His admission wasn’t something I hadn’t already suspected. However, it made it clearer to me that I was doing the right thing for the both of us. During all those wasted years, I could’ve been so happy. The sad thought made me even more somber.

“I could say I’m sorry, too—for keeping the truth from you—but I cannot.” His face was grim, yet it seemed it was finally dawning on him that he and I could no longer be together.

“We own several homes in America and here, money and all the other assets we have together … We have to discuss these details.” Yeah, he was definitely coming to terms with it. It was a relief, true, but at the same time, I felt wretched inside.

Focusing on him, I shook my head, not wanting anything from him. “All I want is to keep my own financial investments. As for the rest, it was all you, Ash. I’m not so selfish to even consider that I’m entitled to your hard-earned money because I married you.”

I didn’t understand women who sued their husbands for money and assets just because they had tied the knot. Working to earn a living was difficult enough, making sure you were investing your hard-earned cash into something more profitable was even more rigorous. I couldn’t say I had done that myself, but I had seen how Ashton had slaved himself to become successful. Even though he had gone through an affluent upbringing, he had been quite determined to make it to the top without the help of his parents’ money.

It was a brave thing to do, most especially in our kind of circle since most children wouldn’t bat an eyelash at taking money, because it was their right to have it as the future heirs.

I was lucky enough that I didn’t spend my grandparents’ trust fund by splurging on fancy vehicles, luxurious vacations, and expensive shopping trips to Harrods—okay, the shopping trip I was guilty of since I had little to no restraint when it came to small luxuries. As for the rest, I had taken a chance of reinvesting it, and the risk had paid off. Had I not, I would be joining the rest of those privileged spawns who held out for allowances until Mummy and Daddy decided to give them ultimatums to work for the family business or find someone wealthier or more powerful to marry.

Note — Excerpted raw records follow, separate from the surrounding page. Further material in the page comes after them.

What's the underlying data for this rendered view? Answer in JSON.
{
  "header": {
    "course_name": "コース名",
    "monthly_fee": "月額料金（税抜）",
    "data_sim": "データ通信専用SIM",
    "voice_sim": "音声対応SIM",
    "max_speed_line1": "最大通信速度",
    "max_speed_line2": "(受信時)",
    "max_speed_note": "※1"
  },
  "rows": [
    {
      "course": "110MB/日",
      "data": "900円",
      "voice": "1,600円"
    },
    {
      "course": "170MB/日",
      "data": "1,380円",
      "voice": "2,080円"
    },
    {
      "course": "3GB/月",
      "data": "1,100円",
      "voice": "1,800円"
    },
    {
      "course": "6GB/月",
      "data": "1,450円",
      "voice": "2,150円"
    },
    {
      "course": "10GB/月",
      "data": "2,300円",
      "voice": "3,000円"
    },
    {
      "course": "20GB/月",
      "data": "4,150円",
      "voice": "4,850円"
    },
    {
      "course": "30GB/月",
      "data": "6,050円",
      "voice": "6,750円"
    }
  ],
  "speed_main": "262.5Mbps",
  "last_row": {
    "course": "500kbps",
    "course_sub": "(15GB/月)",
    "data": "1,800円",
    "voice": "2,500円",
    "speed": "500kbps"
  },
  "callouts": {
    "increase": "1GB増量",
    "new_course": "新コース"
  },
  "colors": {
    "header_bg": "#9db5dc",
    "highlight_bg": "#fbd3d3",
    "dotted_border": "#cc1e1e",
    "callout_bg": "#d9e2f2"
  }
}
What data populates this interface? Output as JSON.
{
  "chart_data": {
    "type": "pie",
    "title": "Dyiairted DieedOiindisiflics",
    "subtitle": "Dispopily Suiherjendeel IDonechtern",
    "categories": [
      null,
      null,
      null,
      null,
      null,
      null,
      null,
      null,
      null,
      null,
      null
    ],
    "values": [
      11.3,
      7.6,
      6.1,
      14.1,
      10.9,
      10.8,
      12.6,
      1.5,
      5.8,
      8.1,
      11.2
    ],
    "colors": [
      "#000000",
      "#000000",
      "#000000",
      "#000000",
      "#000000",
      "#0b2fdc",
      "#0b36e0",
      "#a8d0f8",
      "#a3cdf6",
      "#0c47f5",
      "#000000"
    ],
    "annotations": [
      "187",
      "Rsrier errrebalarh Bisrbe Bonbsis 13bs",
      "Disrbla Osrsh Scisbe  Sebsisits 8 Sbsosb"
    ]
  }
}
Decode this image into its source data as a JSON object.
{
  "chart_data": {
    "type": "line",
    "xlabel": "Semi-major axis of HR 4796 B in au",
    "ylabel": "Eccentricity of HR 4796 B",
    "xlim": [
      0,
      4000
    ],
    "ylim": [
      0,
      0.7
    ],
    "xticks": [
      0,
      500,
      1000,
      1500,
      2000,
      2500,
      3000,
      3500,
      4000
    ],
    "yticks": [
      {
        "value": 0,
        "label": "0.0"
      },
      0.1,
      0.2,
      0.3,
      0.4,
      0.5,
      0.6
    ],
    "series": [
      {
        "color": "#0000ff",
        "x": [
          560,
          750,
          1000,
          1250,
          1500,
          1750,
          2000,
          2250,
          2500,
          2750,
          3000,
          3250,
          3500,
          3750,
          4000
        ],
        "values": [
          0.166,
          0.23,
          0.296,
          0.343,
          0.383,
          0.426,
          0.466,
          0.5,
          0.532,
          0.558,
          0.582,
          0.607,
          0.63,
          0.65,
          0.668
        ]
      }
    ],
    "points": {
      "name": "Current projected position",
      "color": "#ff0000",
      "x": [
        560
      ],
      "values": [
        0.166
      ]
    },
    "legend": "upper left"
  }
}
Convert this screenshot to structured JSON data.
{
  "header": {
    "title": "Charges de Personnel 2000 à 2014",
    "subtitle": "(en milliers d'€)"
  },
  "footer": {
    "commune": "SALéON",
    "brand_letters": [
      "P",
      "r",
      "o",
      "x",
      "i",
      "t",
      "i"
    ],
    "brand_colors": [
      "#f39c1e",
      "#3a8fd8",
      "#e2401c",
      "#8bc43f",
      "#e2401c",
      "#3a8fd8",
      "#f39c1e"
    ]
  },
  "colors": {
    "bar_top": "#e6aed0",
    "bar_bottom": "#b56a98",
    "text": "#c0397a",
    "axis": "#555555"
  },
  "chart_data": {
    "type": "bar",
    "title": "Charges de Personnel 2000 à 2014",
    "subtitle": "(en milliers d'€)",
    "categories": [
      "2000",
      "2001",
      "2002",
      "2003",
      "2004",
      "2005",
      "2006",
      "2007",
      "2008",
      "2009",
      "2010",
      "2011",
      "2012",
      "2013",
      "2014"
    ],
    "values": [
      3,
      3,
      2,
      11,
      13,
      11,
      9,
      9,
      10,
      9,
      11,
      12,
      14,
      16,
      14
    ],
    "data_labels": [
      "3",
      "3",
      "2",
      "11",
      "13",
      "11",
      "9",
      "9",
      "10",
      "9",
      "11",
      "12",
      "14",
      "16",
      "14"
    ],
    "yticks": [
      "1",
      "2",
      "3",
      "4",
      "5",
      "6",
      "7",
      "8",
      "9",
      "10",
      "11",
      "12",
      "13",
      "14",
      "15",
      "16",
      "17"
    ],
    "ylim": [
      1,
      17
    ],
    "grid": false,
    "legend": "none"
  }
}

My mother would’ve been proud if I had chosen that path. That way she’d have more power and control over me, which would make her feel more like a mother since she believed she could make decisions for me, truly thinking that her own reasoning would be for my interest. The blatant truth was, I didn’t really think she understood how to be a parent; therefore she’d throw little hissy fits and tantrums when she couldn’t get her way. That way, she’d appear as if she was trying to be a good, responsible mother. It was sad really, if one came to think of it. At least I could use that experience and hope to be wise enough not to repeat that kind of mistreatment to my own child.